How well a test can detect a pathogen or specific amount.

What is specificity in testing?

How good the test is at detecting what it is supposed to.

What can cause false negative results in serology testing?

False negative- not waiting a significant time after onset to see antibody response, variation in host immune response (immunocompromised), hook effect

What can cause false positive results in serology testing?

False positive- cross-reactive antibodies

What is a monoclonal antibody?

Monoclonal- one type of antibody that binds to specific epitope

(high specificity), rarely occurs naturally anda are manufactured to be used commonly in lab testing

What is paired sera testing?

Testing for optimal diagnosis of current infection

Acute is collected when disease is first suspected

Convalescent is collected 2 weeks after acute phase

Diagnosis requires a four-fold or two doubling dilutions between the acute and convalescent

When is it okay to test a single serum specimen for antibody titer?

Yes, in the case of assessing immune status, testing for IgM in congenital infection, and infection that are rare (rabies).

What is a precipitation test?

Soluble antigen and antibody diffuse through agar liquid and a visible precipitate forms when they combine.

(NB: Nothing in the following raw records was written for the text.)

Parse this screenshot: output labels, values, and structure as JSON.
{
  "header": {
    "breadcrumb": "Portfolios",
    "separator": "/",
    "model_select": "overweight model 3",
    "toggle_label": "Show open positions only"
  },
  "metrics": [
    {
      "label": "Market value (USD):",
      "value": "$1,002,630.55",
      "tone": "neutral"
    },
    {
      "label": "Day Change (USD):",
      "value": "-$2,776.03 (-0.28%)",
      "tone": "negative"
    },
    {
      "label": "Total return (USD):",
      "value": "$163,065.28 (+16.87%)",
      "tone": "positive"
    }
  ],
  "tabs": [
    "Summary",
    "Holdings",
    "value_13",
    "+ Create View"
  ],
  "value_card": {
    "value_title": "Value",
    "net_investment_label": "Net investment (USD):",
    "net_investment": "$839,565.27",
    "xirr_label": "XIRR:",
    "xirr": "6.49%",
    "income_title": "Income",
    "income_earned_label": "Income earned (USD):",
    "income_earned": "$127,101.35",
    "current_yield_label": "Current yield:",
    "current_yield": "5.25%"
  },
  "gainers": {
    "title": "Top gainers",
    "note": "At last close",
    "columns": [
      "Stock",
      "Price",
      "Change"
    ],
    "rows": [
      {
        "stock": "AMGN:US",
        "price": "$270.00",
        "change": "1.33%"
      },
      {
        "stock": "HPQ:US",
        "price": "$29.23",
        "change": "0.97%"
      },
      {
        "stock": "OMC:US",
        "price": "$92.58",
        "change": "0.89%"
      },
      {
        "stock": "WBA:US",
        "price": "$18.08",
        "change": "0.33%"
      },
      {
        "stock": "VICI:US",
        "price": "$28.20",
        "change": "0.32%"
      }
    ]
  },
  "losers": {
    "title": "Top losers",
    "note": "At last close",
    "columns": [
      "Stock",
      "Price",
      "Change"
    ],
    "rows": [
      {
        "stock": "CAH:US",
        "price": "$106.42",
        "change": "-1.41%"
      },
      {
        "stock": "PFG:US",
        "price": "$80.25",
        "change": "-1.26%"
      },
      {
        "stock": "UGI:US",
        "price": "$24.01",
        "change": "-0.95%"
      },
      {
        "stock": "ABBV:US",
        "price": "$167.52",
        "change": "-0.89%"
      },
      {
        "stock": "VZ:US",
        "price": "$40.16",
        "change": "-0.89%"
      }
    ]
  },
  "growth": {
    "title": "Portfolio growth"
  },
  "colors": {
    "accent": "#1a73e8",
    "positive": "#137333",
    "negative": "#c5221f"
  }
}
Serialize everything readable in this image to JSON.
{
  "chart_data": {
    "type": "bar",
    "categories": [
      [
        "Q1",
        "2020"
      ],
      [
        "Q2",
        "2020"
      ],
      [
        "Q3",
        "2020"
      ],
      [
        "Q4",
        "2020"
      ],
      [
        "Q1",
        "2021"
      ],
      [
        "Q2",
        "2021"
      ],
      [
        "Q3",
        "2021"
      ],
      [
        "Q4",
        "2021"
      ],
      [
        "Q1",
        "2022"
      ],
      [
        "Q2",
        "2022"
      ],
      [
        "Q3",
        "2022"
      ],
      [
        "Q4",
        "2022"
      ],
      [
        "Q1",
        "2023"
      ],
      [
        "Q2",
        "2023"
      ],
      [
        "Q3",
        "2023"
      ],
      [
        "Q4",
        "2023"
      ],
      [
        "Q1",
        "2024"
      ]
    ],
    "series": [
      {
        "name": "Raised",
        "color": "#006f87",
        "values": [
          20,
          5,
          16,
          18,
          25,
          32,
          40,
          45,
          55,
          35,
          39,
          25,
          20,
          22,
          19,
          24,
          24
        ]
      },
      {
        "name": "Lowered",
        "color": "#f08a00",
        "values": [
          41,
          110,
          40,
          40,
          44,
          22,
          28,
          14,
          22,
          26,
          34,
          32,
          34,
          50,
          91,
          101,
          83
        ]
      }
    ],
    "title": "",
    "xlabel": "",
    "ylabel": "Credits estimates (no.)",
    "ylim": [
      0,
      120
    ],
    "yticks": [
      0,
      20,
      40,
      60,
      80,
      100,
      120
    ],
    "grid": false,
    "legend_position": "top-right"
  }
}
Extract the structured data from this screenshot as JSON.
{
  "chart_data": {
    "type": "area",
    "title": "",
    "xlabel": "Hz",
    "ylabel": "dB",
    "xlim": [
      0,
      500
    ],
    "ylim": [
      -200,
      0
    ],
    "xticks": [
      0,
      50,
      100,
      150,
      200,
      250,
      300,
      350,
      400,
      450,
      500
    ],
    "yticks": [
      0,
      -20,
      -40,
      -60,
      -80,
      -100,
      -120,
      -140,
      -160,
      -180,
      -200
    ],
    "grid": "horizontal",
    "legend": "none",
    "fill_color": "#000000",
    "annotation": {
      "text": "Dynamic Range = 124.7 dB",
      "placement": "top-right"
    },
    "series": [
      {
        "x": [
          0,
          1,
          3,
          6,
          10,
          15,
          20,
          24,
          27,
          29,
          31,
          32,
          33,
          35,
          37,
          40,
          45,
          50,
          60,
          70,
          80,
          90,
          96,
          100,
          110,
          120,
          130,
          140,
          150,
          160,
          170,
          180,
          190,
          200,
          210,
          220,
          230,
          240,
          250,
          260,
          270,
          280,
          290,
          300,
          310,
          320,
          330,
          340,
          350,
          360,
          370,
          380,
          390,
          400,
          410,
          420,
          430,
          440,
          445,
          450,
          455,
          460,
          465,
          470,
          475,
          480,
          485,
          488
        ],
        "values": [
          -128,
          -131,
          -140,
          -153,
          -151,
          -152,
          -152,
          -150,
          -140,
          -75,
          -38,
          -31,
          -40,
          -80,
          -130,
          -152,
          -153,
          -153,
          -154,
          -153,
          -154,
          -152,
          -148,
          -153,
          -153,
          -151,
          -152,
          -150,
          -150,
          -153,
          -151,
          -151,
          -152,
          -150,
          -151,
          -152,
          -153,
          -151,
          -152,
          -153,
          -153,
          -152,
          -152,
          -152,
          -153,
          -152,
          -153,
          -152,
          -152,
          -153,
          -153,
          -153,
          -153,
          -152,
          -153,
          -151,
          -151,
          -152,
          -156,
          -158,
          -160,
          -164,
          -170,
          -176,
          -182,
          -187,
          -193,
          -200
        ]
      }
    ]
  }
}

What is the principle of an agglutination test?

Clumping of particles coated with antigen-antibody complexes

-Sensitization and lattice formation.

What is the difference between competitive and noncompetitive assays?

Competitive is inversely proportional

noncompetitive is directly proportional.

What is the principle of a lateral flow enzyme immunoassay test?

Antigen or antibody bound to enzymes that catalyze a reaction, measured by catalyze reaction. Capillary action moves the liquid through it.